Climat : cette nouvelle fracture qui se dessine dans la population française
Certains dépriment. D’autres font preuve d’un optimisme exagéré. Une nouvelle fracture voit le jour au sein de la population.
Le travail de sape des climatosceptiques sur les réseaux sociaux n’y change rien. Les Français possèdent, dans l’ensemble, une vision assez juste de ce qui nous attend en 2050.
Interrogés sur la montée des eaux dans certaines stations balnéaires, le nombre d’incendies à venir ou encore la baisse future des rendements agricoles, 60 % d’entre eux ont déjà en tête les bons ordres de grandeur, selon un sondage mené par Act For Now pour Axa Climate.
Ainsi, la question n’est plus de savoir si le changement climatique découle des activités humaines : 85 % des Français adhèrent à cette idée.

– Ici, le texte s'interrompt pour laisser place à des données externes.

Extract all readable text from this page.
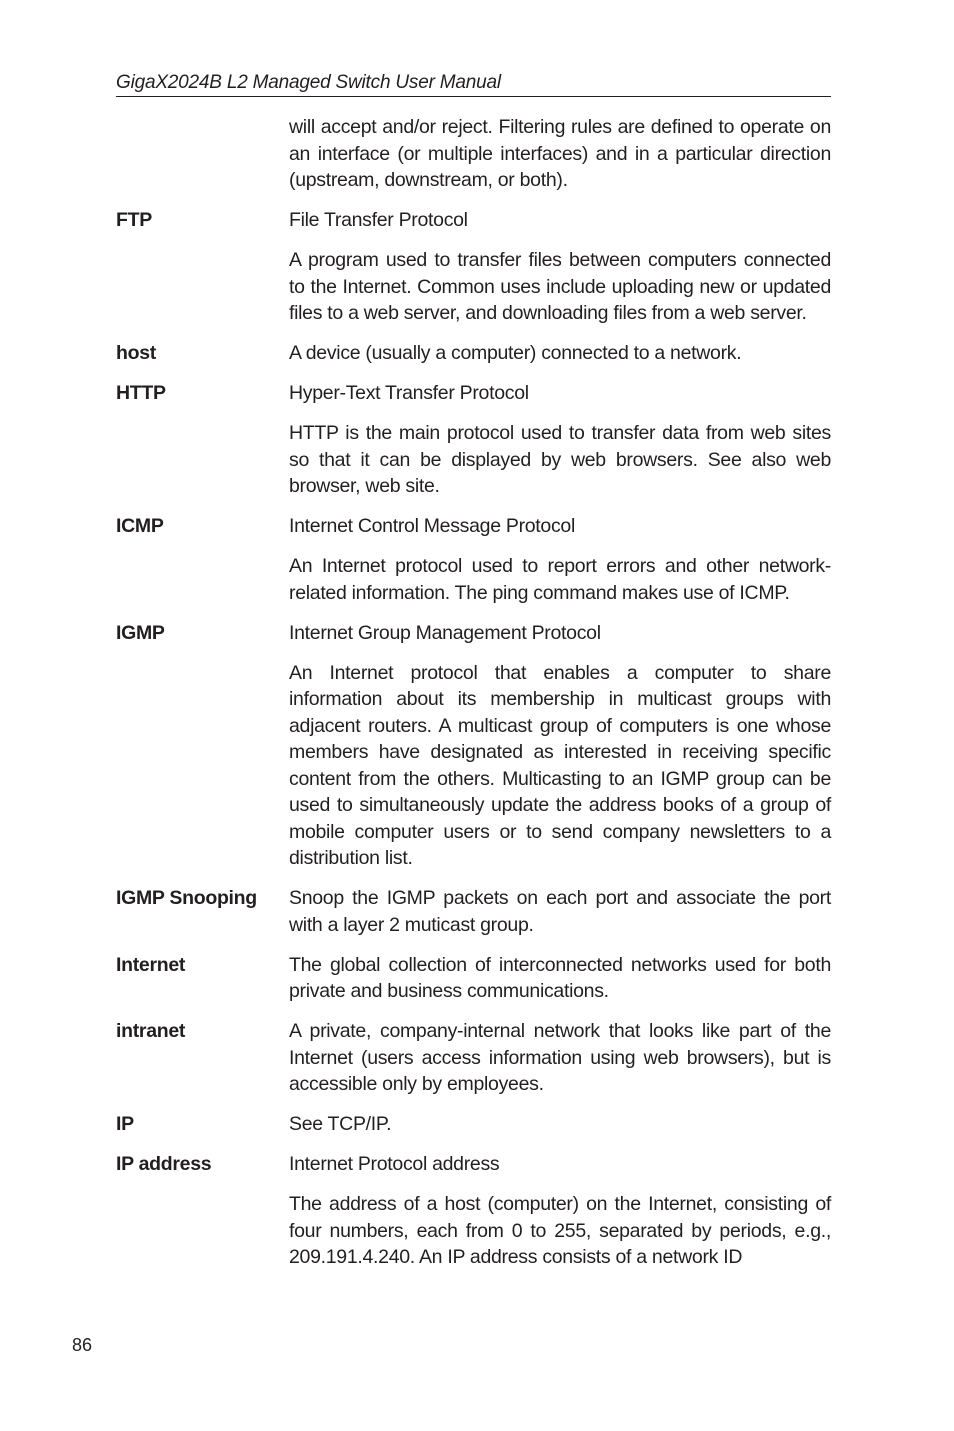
GigaX2024B L2 Managed Switch User Manual

will accept and/or reject. Filtering rules are defined to operate on an interface (or multiple interfaces) and in a particular direction (upstream, downstream, or both).

FTP	File Transfer Protocol

A program used to transfer files between computers connected to the Internet. Common uses include uploading new or updated files to a web server, and downloading files from a web server.

host	A device (usually a computer) connected to a network.

HTTP	Hyper-Text Transfer Protocol

HTTP is the main protocol used to transfer data from web sites so that it can be displayed by web browsers. See also web browser, web site.

ICMP	Internet Control Message Protocol

An Internet protocol used to report errors and other network-related information. The ping command makes use of ICMP.

IGMP	Internet Group Management Protocol

An Internet protocol that enables a computer to share information about its membership in multicast groups with adjacent routers. A multicast group of computers is one whose members have designated as interested in receiving specific content from the others. Multicasting to an IGMP group can be used to simultaneously update the address books of a group of mobile computer users or to send company newsletters to a distribution list.

IGMP Snooping	Snoop the IGMP packets on each port and associate the port with a layer 2 muticast group.

Internet	The global collection of interconnected networks used for both private and business communications.

intranet	A private, company-internal network that looks like part of the Internet (users access information using web browsers), but is accessible only by employees.

IP	See TCP/IP.

IP address	Internet Protocol address

The address of a host (computer) on the Internet, consisting of four numbers, each from 0 to 255, separated by periods, e.g., 209.191.4.240. An IP address consists of a network ID

86
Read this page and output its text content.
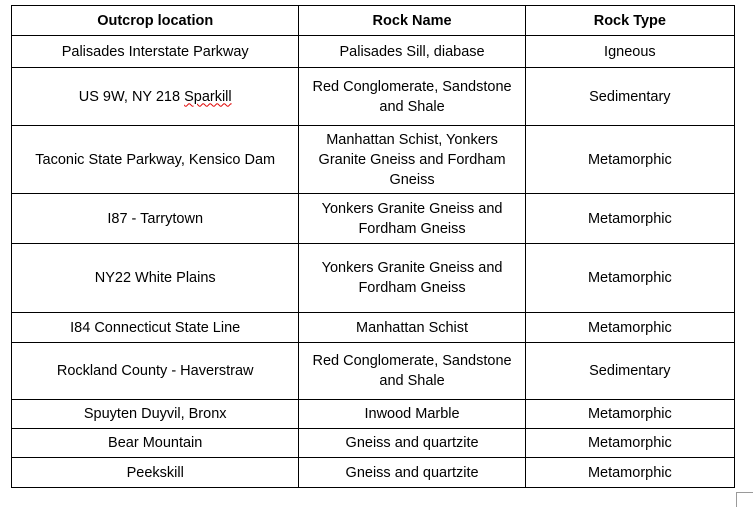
Outcrop location	Rock Name	Rock Type
Palisades Interstate Parkway	Palisades Sill, diabase	Igneous
US 9W, NY 218 Sparkill	Red Conglomerate, Sandstone and Shale	Sedimentary
Taconic State Parkway, Kensico Dam	Manhattan Schist, Yonkers Granite Gneiss and Fordham Gneiss	Metamorphic
I87 - Tarrytown	Yonkers Granite Gneiss and Fordham Gneiss	Metamorphic
NY22 White Plains	Yonkers Granite Gneiss and Fordham Gneiss	Metamorphic
I84 Connecticut State Line	Manhattan Schist	Metamorphic
Rockland County - Haverstraw	Red Conglomerate, Sandstone and Shale	Sedimentary
Spuyten Duyvil, Bronx	Inwood Marble	Metamorphic
Bear Mountain	Gneiss and quartzite	Metamorphic
Peekskill	Gneiss and quartzite	Metamorphic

Ils sont également 81 % à penser qu’un changement radical de nos modes de vie est nécessaire pour faire face au dérèglement en cours. "Une intelligence collective émerge", constate Antoine Denoix, le patron d’Axa Climate.
Mais, au même moment, une nouvelle fracture se dessine, avec d’un côté les pessimistes - 33 % de l’échantillon - qui anticipent des conséquences pires que celles des simulations réalisées par les scientifiques, et de l’autre les optimistes - un autre tiers des personnes interrogées - qui pensent que les innovations techniques suffiront à faire face au dérèglement climatique. "Le risque est qu’une augmentation des discours trop catastrophistes ou insuffisamment scientifiques renforce cette fracture", analyse Antoine Denoix.
D’autant que l’articulation entre technologie et climat s’avère complexe. Aujourd’hui, de nombreux pays se tournent vers des solutions de captation et d’enfouissement de CO2, avec le risque de ne pas suffisamment accélérer sur la réduction des émissions de gaz à effet de serre, qui doit rester l’objectif principal selon les scientifiques. En parallèle, certains pays souhaitent explorer des voies plus controversées : à l’aide de particules envoyées dans les nuages ou l’atmosphère, ils cherchent à favoriser les pluies ou à renvoyer une partie du rayonnement solaire vers l’espace.
Impossibles à maîtriser, ces options donnent déjà des sueurs froides à une partie de la population. Et c’est d’ailleurs là l’autre grand enseignement de l’étude d’Axa Climate : il faut sans doute s’attendre à une montée spectaculaire de l’éco-anxiété dans les mois et les années qui viennent.
Les chiffres compilés par Act For Now sont déjà éloquents : du fait du dérèglement climatique, la moitié des personnes interrogées éprouvent de la peur au quotidien, 47 % de la colère, 30 % de la déprime et 21 % des troubles du sommeil ainsi qu’une perte de motivation au travail !
"Cette affection doit être prise au sérieux, car elle pourrait bien déboucher sur un véritable problème de santé publique", prévient Pierre-Eric Sutter, psychologue du travail et coauteur du livre Bien vivre son éco-anxiété (Gereso, 2023).
Pour tenter d’évaluer l’ampleur du problème en France, ce spécialiste a étudié l’an dernier un échantillon de 3 500 personnes à l’aide d’une méthode et d’un tableau clinique mis au point par une équipe de scientifiques anglo-saxons. Le résultat ? "On s’est rendu compte qu’il y avait 5 % de la population française adulte, donc potentiellement 2,5 millions d’individus, très fortement éco-anxieux, au point de devoir rencontrer un psychologue parce que leur santé mentale est menacée. Cela nous a fait l’effet d’une bombe", confie Pierre-Eric Sutter.
Encore peu sensibles au sujet, les entreprises vont devoir se pencher sur le problème, même s’il existe peu de solutions. Difficile, en effet, d’envisager une guérison rapide pour les personnes effrayées par le réchauffement, puisque la réduction des émissions de CO2 avance lentement et qu’elle ne produira pas ses pleins effets avant longtemps en raison de l’inertie du climat.
"A défaut de traiter la cause du problème, on peut agir sur les symptômes en trouvant par exemple un projet de nature écologique dans lequel les patients peuvent s’investir, relève l’expert. Toutefois, 2,5 millions de personnes, c’est gigantesque par rapport aux 78 000 psychologues exerçant une activité en France. D’autant que le COVID a fait lui aussi des ravages sur la santé mentale de la population". Le risque, à terme, est bien de laisser une partie des Français angoissés sur le bord de la route.